I don’t know what to tell my daughters because I don’t know what to tell myself.
I sent my daughters to bed before it was over for Hillary Clinton, but they knew she was in trouble as they colored in red state after red state on the electoral college maps I printed for them. One of them burst into tears at bedtime, telling me she had lost her hope. I told her then not to give up, that it was still early, and I believed what I said at least a little bit. I don’t know what to tell them when they wake up to Trump’s America.
The statistics are staggering. The majority of Americans say they don’t believe Trump has the temperament or qualifications for the presidency—but they voted for him anyway. Hispanics, often the target of his threats and wrath, voted for him in larger numbers than they voted for Mitt Romney in 2012. White people, men and women alike, trended for Trump.
I don’t know what to tell my daughters because I don’t know what to tell myself. I’ve always known the world is full of depravity, but I never expected to watch my country vote in a man who was endorsed by the Klu Klux Klan. I am ashamed, I am embarrassed, I am distraught.
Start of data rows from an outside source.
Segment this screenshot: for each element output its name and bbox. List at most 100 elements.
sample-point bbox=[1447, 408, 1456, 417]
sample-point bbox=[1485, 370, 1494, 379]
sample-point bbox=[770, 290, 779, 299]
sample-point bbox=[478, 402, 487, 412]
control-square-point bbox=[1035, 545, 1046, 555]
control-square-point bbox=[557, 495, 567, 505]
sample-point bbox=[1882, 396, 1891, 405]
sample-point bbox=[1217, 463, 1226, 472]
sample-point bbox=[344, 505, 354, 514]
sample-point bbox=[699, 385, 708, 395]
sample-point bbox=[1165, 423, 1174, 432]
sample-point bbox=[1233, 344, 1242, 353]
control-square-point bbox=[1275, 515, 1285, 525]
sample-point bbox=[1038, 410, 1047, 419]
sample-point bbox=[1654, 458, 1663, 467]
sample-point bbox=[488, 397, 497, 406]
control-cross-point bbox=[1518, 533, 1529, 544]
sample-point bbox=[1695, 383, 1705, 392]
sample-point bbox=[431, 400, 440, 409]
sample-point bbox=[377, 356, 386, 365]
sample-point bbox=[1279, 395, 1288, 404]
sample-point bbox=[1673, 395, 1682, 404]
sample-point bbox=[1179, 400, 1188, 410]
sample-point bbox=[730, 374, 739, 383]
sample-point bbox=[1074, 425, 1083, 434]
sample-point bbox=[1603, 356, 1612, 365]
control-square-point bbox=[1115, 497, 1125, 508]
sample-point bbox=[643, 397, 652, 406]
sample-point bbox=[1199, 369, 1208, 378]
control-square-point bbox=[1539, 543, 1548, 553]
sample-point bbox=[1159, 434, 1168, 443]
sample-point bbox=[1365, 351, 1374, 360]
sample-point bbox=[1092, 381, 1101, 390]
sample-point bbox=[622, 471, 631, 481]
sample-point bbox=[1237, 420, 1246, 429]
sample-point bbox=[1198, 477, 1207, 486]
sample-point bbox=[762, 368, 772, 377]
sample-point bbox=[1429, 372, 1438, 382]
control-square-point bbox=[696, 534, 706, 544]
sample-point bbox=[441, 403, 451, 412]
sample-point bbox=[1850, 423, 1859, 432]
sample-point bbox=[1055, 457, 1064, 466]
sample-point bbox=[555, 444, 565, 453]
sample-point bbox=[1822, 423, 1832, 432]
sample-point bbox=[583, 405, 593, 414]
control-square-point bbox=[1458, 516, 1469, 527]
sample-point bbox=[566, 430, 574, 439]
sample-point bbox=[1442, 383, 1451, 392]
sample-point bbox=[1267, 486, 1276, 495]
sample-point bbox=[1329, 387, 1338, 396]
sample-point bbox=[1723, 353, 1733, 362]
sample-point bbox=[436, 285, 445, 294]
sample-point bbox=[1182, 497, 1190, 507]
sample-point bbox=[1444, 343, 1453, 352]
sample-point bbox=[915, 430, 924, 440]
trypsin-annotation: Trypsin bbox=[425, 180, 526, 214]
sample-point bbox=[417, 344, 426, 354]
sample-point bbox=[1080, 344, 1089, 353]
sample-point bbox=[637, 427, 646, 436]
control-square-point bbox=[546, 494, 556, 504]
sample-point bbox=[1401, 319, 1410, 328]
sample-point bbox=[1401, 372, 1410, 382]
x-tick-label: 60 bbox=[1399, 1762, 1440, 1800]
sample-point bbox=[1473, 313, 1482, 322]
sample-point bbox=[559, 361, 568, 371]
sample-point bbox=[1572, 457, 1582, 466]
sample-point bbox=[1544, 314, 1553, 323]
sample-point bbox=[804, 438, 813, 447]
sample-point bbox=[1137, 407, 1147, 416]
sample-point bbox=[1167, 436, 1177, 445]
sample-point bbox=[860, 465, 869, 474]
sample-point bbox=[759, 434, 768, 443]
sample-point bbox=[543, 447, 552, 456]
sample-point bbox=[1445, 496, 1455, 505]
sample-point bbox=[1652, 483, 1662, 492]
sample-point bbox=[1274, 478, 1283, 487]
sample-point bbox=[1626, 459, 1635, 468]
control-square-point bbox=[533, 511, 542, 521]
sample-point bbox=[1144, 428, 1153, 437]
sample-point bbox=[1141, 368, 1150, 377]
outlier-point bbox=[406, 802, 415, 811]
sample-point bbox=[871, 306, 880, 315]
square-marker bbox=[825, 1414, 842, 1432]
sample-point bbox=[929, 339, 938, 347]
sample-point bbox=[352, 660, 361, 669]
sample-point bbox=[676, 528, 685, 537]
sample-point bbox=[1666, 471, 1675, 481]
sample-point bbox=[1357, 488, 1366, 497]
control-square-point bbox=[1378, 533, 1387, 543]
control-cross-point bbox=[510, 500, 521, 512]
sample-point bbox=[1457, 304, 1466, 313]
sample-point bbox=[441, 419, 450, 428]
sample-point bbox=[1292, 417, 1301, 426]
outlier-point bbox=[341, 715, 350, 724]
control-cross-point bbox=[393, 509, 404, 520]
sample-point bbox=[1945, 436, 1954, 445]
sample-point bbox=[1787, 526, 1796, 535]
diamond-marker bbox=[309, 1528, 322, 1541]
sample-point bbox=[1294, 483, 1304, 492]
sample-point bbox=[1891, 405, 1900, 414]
I’m not surprised by the existence of racism, sexism, or xenophobia—we’ve never come close to eradicating any of them. But, for much of my life, they’ve been forced underground and at least partially concealed. Trump legitimized bigotry and told America it’s OK to hate, blame, and discriminate. Now I know it was a message the majority of Americans were eager to hear, and that most of the progress we thought we’d made was never made at all.
Throughout this election season, I’ve watched as Hillary was crucified for every mistake or slip of the tongue. Last night, I listened as TV news commentators explained that voters were willing to “overlook” Trump’s campaign missteps in favor of a better financial future. Should I tell my daughters that half our country cares more about money in their pockets than the safety and lives of their friends, family members, and fellow Americans?
I’ve always believed in the good of enough people, but tonight I know I was wrong. There are good people among us, but we are not the majority; we may never be the majority. Progress isn’t a guarantee, and we are only as good as our people. Our people voted for their own self-interests, not the best interests of this country. Trump’s bigotry and narcissism are inescapable, and his victory means ours are, too.
I don’t know where to go from here. Our country’s foundation has turned red, from presidency to Congress to eventual Supreme Court justices, and there will be no balances to check their power. Every gain we’ve fought so hard to win will be lost, and instead of electing our first woman president, we elected a man who has no respect for women. Our crowning achievement has become our crowning failure.
There is no such thing as unity bought with human lives, and history is full of how that story ends. I won’t pretend to myself or my daughters that what happened here wasn’t abominable, and I won’t rally behind a man who will never represent the America I’ve believed we can be. But it breaks my heart to know that America was always just a dream, and it may never be a reality.
I don’t have any pep talks, pat answers, or kumbayas to sing. All I have is a deep, dark pit of fear and betrayal in my gut, and a shame in my country that goes far beyond one man. It was easy to dismiss Trump; it’s impossible to dismiss half this nation. My own father voted for Trump. There is nowhere left untouched by his dank reach, and this is only the beginning.
After 9/11, I spoke out against the attacks against Afghanistan and Iraq. I was called a traitor and told to get out of this country. I was told that real patriots support their government and their soldiers, no matter where they lead us. I knew then that I could never do that. I can only support this country when it acts with righteousness, and tonight I am bracing myself just as I did those days after 9/11 when the skies were still empty.
No one knows exactly what a Trump presidency will look like, but it could be disastrous. It will unravel the fabric of what our country was founded upon, and it will lie and tell us it’s for our own good. As a woman, at least I’m already used to that.
I’m not going to pretend there’s a benevolent universe anymore. I’m certainly not going to put my trust in the goodness of others. But I will push back with both hands against the tide that tells me my interests are the only interests, or that this love song to capitalism is what life’s all about.
I don’t know what to tell my daughters today except that not all just battles are won and not all winners are victors. We will cry together, console each other, and pick ourselves up and keep fighting for what we believe in. Even if we will lose anyway—especially if we will lose anyway.